Hence, $344.99\pm 1.86(14.246)\sqrt{1+\frac{1}{10}+\frac{(4-41/10{)}^2}{30.9}}$

$344.99\pm 26.49756\sqrt{1+0.1+0.000323625}$
Also,
$344.99\pm 27.79496318,$or $317.2$to $372.78$
As a result, $90\%$ confident that the price of $4$-year old corvette will be is somewhere between $31720$to $37278$.

Part (e) Step 1: Given information

To draw the graph similar to a $90\%$confidence interval and $90\%$ prediction interval.

Part (e) Step 2: Explanation

Let, $90\%$prediction interval graph as follows:

Then, $90\%$confidence interval graph as follows:

As a result, a graph is generated with a $90\%$confidence interval and a $90\%$prediction interval.

Part (f) Step 1: Given information

To explain the prediction interval is wider than confidence interval.

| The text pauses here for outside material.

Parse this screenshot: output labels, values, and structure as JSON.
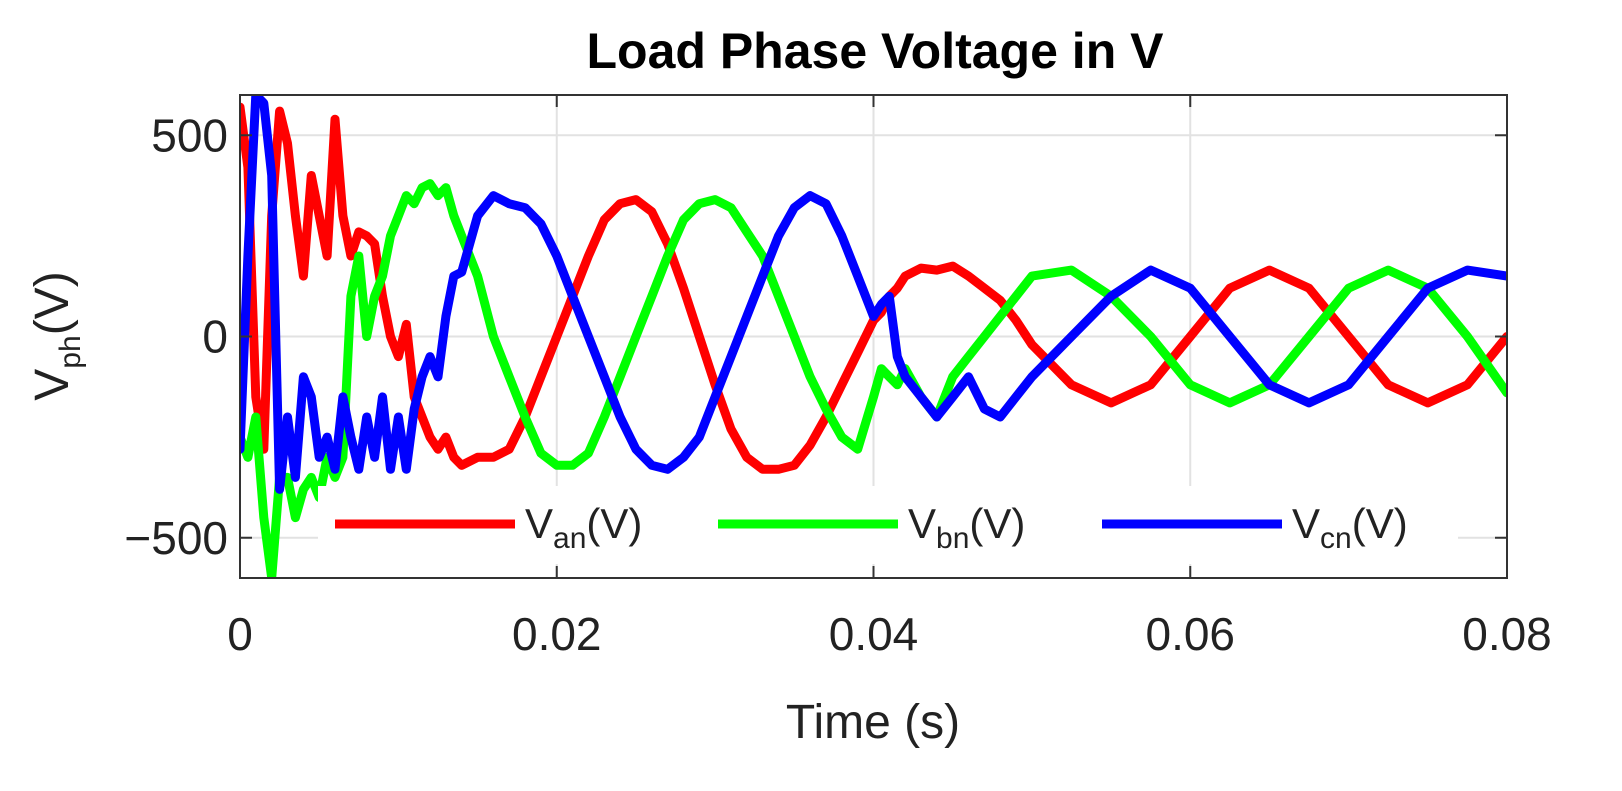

Part (f) Step 2: Explanation

Because of the following, the prediction interval is larger than the confidence interval:
The error in estimating the mean price of all $4$-year-old Corvettes is attributable only to the sample regression line being used to estimate the population regression line.
The inaccuracy in predicting the price of a $4$-year-old Corvette, on the other hand, is related to the error in guessing the mean price plus the range in $4$-year-old Corvette prices.
As a result, the error in the estimate is due to the sample regression line's estimation of the population regression line, and the error in the prediction is due to the mistake in estimating the mean price plus price variance.